アングル:中国人民銀、関税懸念のなか通貨安定に注力 元安見込む企業と家計

中国の企業や投資家は米国との貿易摩擦が長引く中、人民元が当面は安定して推移し、やがて下落すると見込んでいるようだ。写真は元紙幣。2017年5月撮影(2025年 ロイター/Thomas White)
[8日 ロイター] - 中国の企業や投資家は米国との貿易摩擦が長引く中、人民元が当面は安定して推移し、やがて下落すると見込んでいるようだ。外貨預金や通貨スワップの増加がそれを示している。
一方、中国人民銀行(中央銀行)は元相場を安定させようと努力している。元が突然どちらかの方向に動けば、企業や家計は好ましい元水準を捕らえるため、あるいは損失を食い止めるために、何十億ドルもの売りの波を引き起こす可能性があるためだ。

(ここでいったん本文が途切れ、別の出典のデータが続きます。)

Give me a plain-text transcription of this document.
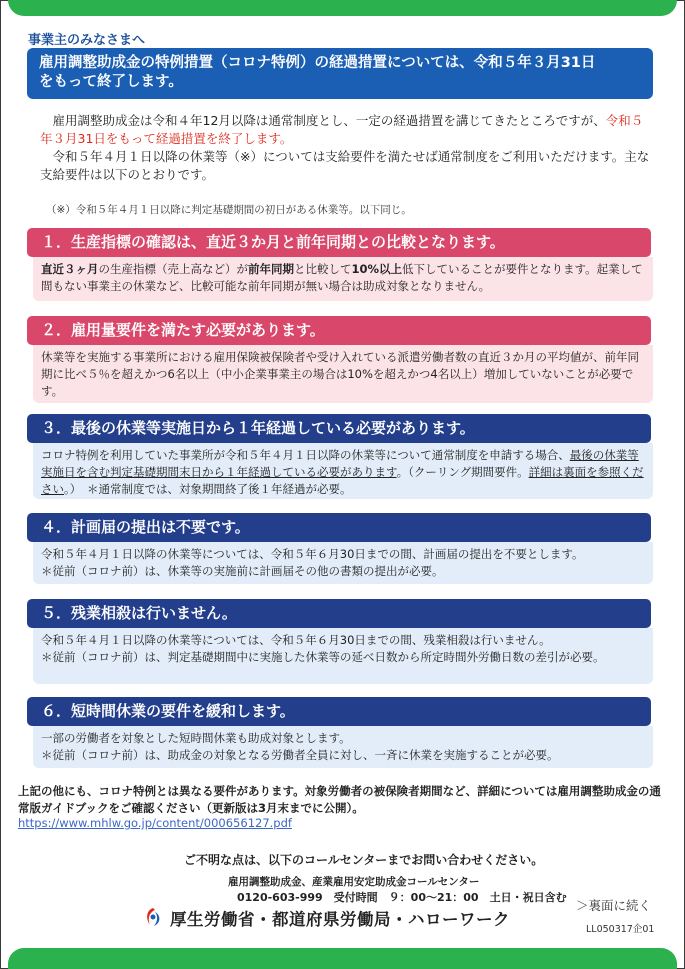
事業主のみなさまへ
雇用調整助成金の特例措置（コロナ特例）の経過措置については、令和５年３月31日
をもって終了します。

雇用調整助成金は令和４年12月以降は通常制度とし、一定の経過措置を講じてきたところですが、令和５年３月31日をもって経過措置を終了します。

令和５年４月１日以降の休業等（※）については支給要件を満たせば通常制度をご利用いただけます。主な支給要件は以下のとおりです。

（※）令和５年４月１日以降に判定基礎期間の初日がある休業等。以下同じ。
１．生産指標の確認は、直近３か月と前年同期との比較となります。
直近３ヶ月の生産指標（売上高など）が前年同期と比較して10%以上低下していることが要件となります。起業して間もない事業主の休業など、比較可能な前年同期が無い場合は助成対象となりません。
２．雇用量要件を満たす必要があります。
休業等を実施する事業所における雇用保険被保険者や受け入れている派遣労働者数の直近３か月の平均値が、前年同期に比べ５％を超えかつ6名以上（中小企業事業主の場合は10%を超えかつ4名以上）増加していないことが必要です。
３．最後の休業等実施日から１年経過している必要があります。
コロナ特例を利用していた事業所が令和５年４月１日以降の休業等について通常制度を申請する場合、最後の休業等実施日を含む判定基礎期間末日から１年経過している必要があります。（クーリング期間要件。詳細は裏面を参照ください。）　＊通常制度では、対象期間終了後１年経過が必要。
４．計画届の提出は不要です。
令和５年４月１日以降の休業等については、令和５年６月30日までの間、計画届の提出を不要とします。
＊従前（コロナ前）は、休業等の実施前に計画届その他の書類の提出が必要。
５．残業相殺は行いません。
令和５年４月１日以降の休業等については、令和５年６月30日までの間、残業相殺は行いません。
＊従前（コロナ前）は、判定基礎期間中に実施した休業等の延べ日数から所定時間外労働日数の差引が必要。
６．短時間休業の要件を緩和します。
一部の労働者を対象とした短時間休業も助成対象とします。
＊従前（コロナ前）は、助成金の対象となる労働者全員に対し、一斉に休業を実施することが必要。
上記の他にも、コロナ特例とは異なる要件があります。対象労働者の被保険者期間など、詳細については雇用調整助成金の通常版ガイドブックをご確認ください（更新版は3月末までに公開）。
https://www.mhlw.go.jp/content/000656127.pdf
ご不明な点は、以下のコールセンターまでお問い合わせください。
雇用調整助成金、産業雇用安定助成金コールセンター
0120-603-999　受付時間　９：00～21：00　土日・祝日含む
厚生労働省・都道府県労働局・ハローワーク
＞裏面に続く
LL050317企01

トランプ米大統領が多くの国に対する懲罰的な関税を発表した4月2日以降、元は対ドルで1.5%上昇。同じ期間にタイバーツ、韓国ウォン、台湾ドルなどの通貨が6─14%上昇したことに比べると控えめだ。
元は2025年の大半を1ドル=7.15─7.35元の狭いレンジで推移。貿易加重ベースでは過去4年半で最も弱い水準となった。
経済成長の2割を占める輸出部門は、6月前半に米中間で合意された最新の貿易枠組みにより、最大55%もの米国の輸入関税に直面している。
中国は当初100%を超える関税を課された。トランプ政権が4月から5月に課した追加関税を復活させないよう、8月12日までに米国と合意しなければならない。
SEBのアジア戦略担当責任者ユージニア・ビクトリーノ氏は「米国の貿易政策による外部リスクを考慮すると、中国は米国以外の市場に対して非常に競争力のある通貨を維持する必要がある」と述べた。
<人民銀のシグナル>
5月以降、人民銀は日々の基準値管理で元の過度な上昇を望んでいないことを示している。
また、本土投資家が低利回りのオンショア市場から香港の株式や債券に資金をシフトさせることに前向きな姿勢を示しており、一部のアナリストは元に売り圧力をかけるためではないかと疑っている。
当局は6月、「適格国内機関投資家(QDII)」の海外資産への投資枠として新たに30億8000万ドルを承認。人民銀は8日、本土投資家による海外債券への投資拡大を支援すると表明し、本土と香港間の債券相互取引制度「債券通(ボンドコネクト)」の対象をノンバンクにも拡大すると明らかにした。
人民銀は先週、一部の金融機関に対し、最近のドル安に対する見解も尋ねている。
人民銀はロイターのコメント要請に応じなかった。
INGの大中華圏担当チーフエコノミスト、リン・ソン氏は「人民銀はかなり以前から通貨の安定を優先しており、ここ数年は急激な元安を防ぐことに焦点が当てられてきたが、これは現在見られるような元高ペース管理にも当てはまる。私の今年の予想レンジは7─7.4元で、このレンジを年内維持する可能性が高いと思う」と語った。
ドル資産の利回りが高いことから中国企業によるドル買いは続いている。
人民銀のデータによると、今年1─5月の外貨預金残高は前年同期と比べ19%増え、5月末には9901億ドルに達した。ロイターの計算では、家計や企業がドルを売って元に交換する意欲を測る指標は低下している。
元安による潜在的な利益を逃すことを警戒して輸出企業は通貨スワップを利用している。規制当局のデータによると、商業銀行は1─5月に顧客勘定で2775億ドルの通貨スワップを実行、これは前年同期比で10%増えている。